= Sacramento Department of Utilities =

City utility company

The Sacramento Department of Utilities is a public utility that serves the City of Sacramento. It maintains and provides water to Sacramento residents, manages the sewage and provides storm water drainage services. Initially known as Sacramento City Water Works, the department was founded in 1873. The Department of Utilities is overseen by the Utilities Director and has four main divisions: Water Operations & Maintenance, Wastewater/Drainage Operations & Maintenance, Business & Integrated Planning, and Engineering & Water Resources. Revenue is generated primarily from charging for water, sewage and drainage services and the department's spending budget for the 2019-2020 fiscal year was around 148 million dollars.

== History ==
Sacramento, prior to the development of a water works system, distributed water to its citizens from the Sacramento River. The water was pumped from the river into wooden tanks, which would then be distributed to the population via carts. After an epidemic of cholera in 1850 and a fire that destroyed large parts of Sacramento, work began on a water works system, which was completed in 1854. This system, however, proved to be inadequate and in 1873 the direct pumping system was established.

The Sacramento Department of Utilities, initially known as Sacramento City Water Works, was founded in 1873.

== Organization ==
The Sacramento Department of Utilities is overseen by the Utilities Director and the Officer of the Director. The current Utilities Director is William Busath. There are four divisions that report to the Office of the Director: Water Operations & Maintenance, Wastewater/Drainage Operations & Maintenance, Business & Integrated Planning, and Engineering & Water Resources. Additionally, there are four other divisions that interact with the government and the community: Government Affairs, Public Affairs, Security & Preparedness and Sustainability.

== Responsibilities ==
The Sacramento Department of Utilities responsibilities include three major areas of service: Water, Drainage and Wastewater.

=== Water ===
The Department of Utilities is responsible for providing the citizens of Sacramento with clean water. This includes water production, treatment, storage and distribution through the use of treatment plants, underground pipes, and wells. Sacramento draws water from the Sacramento River and the American River and is treated through two plants: the Fairbairn Water Treatment Plant (which can treat 160 million gallons a day) and the Sacramento River Water Treatment Plant (which can treat 100 million gallons a day).

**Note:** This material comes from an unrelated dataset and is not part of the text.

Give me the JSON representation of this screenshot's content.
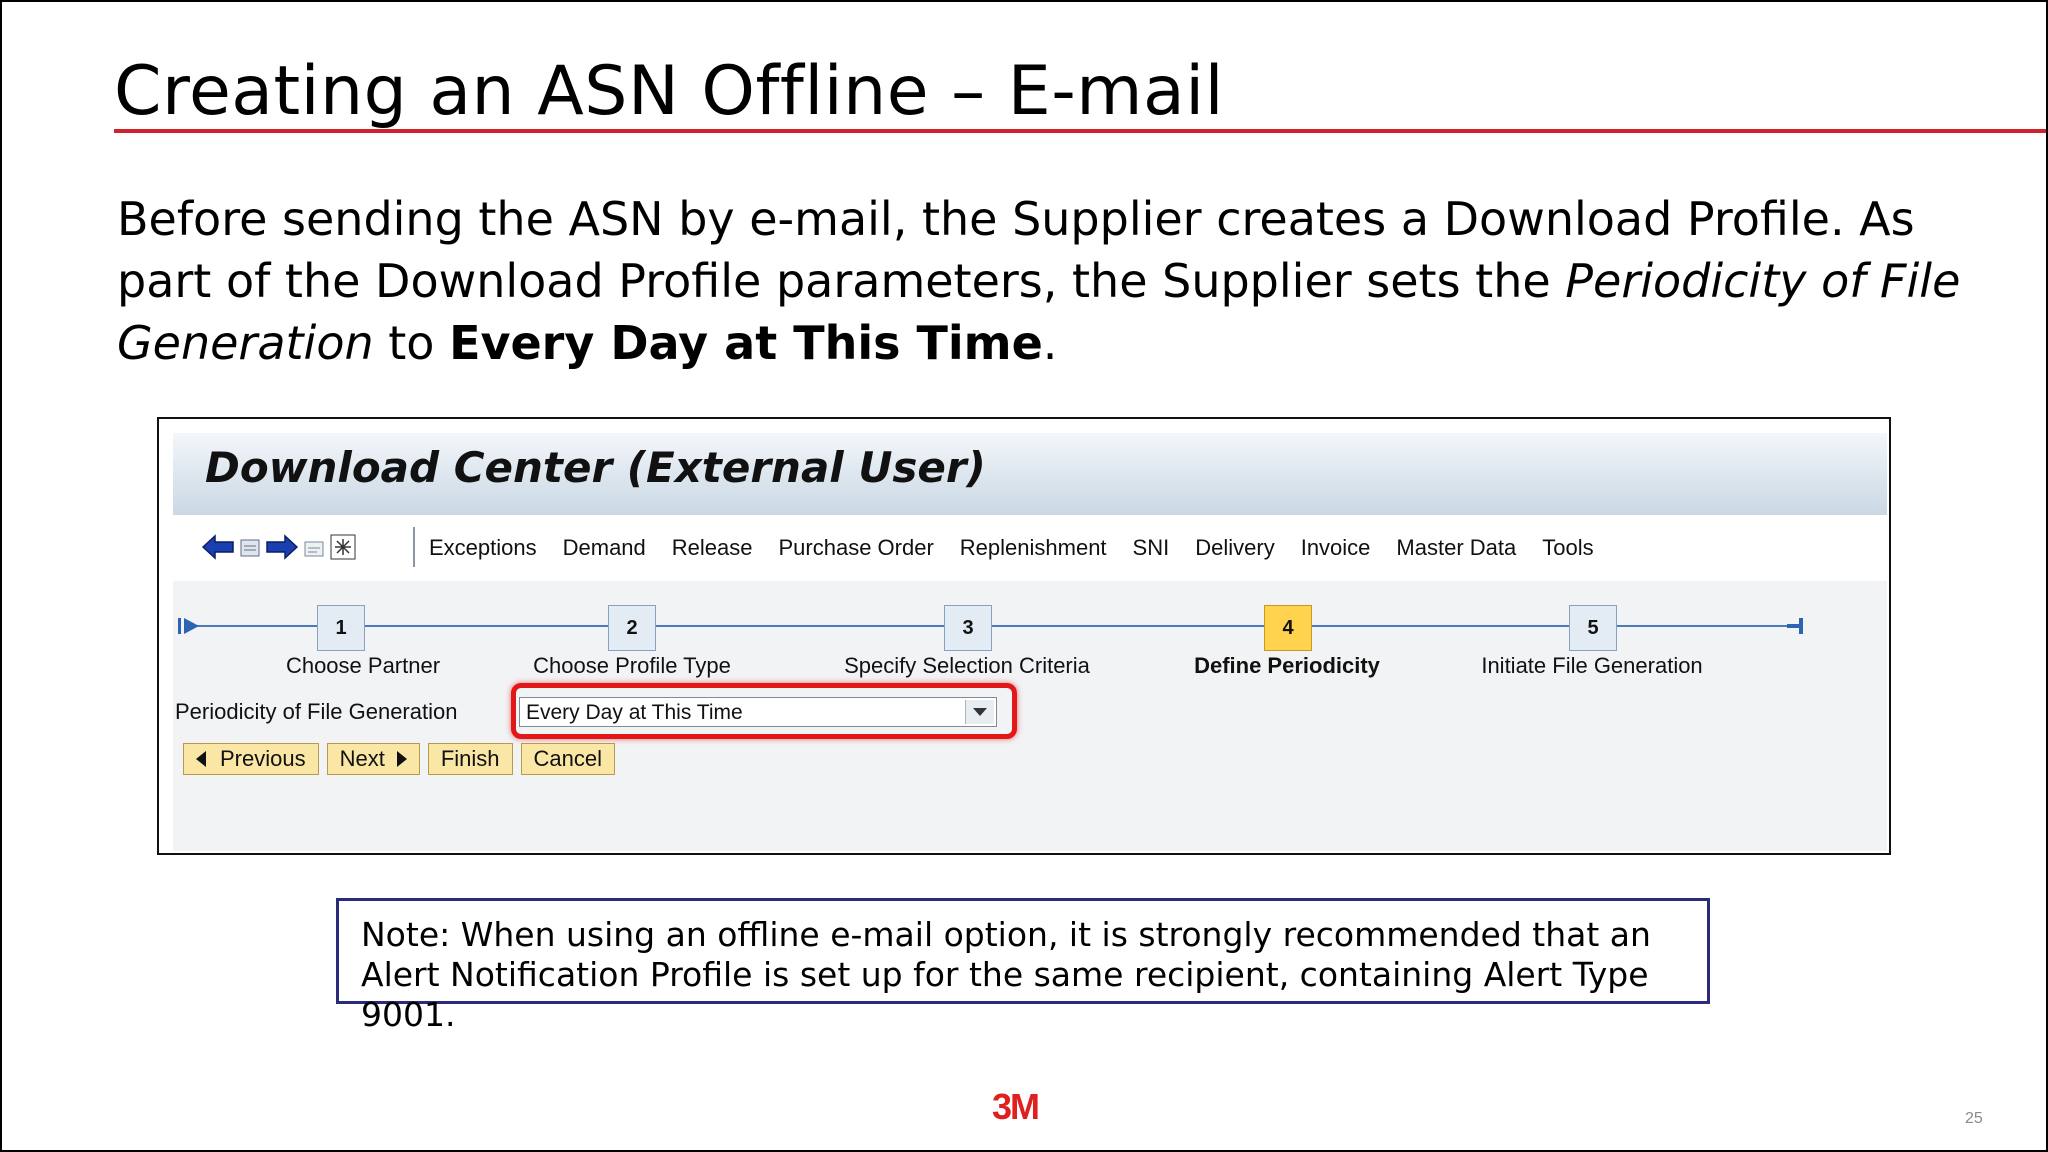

Sacramento produced 91,862 acre feet of water for use in 2018. Around 70% of the water came from the Sacramento River and the American River while about 29.5% was groundwater and 0.5% was bought from another water district. There are two drinking water treatment plants, including the Fairbairn Water Treatment Plant that is located near the Sacramento State campus and drawing water from the American River. There are also 27 active groundwater wells, 11 storage reservoirs and 1,602 miles of pipe.

=== Drainage ===
The Department of Utilities is responsible for collection and conveyance of storm water through the use of pump stations, ditches, channels and levees. A majority of the storm water will eventually find its way to nearby rivers and channels.

=== Wastewater ===
The Department of Utilities is responsible for the safe collection, conveyance, and treatment of wastewater through the use of pumps, pipes, and storage and treatment facilities. The sewer system is split into two sections: the Combined Sewer System, or CSS, which consists of the older, central areas of Sacramento and the Separated Sewer System for the remaining areas. Waste water from the sewer system flows to the Sacramento Regional Wastewater Treatment Plant. Here it is treated, then disposed through a series pump stations and pipes known as an Interceptor System. As of 2018, the total amount of wastewater facilities include 2 primary treatment plants, 54 pump stations, 1 storage facility, 903 miles of pipe, and 17,708 manholes.

== Finances ==
The Department of Utilities receives revenue from charging for water, drainage and wastewater services as well as from selling water to other water agencies, development impact fees, and government payments. In 2018, the Department of Utilities received 125.62 million dollars from water services revenue, 42.06 million dollars from wastewater services revenue and 40.2 million dollars from drainage services revenue. For all services, a majority of the revenue comes from service charges and fees. The department was also given almost 3.2 million dollars in grants for projects and programs in 2018. The Department of Utilities has four main expenses: Employee Services, Service and Supply cost, the General Fund tax, and Debt services. In 2018, the Department of Utilities spent 94.09 million dollars on water services, 30.2 million dollars on wastewater services and 38.21 million dollars on drainage services.

For the 2019–2020 fiscal year, the City of Sacramento's approved budget was 1.2 billion dollars. The approved budget for the Department of Utilities was 148,736,776 dollars.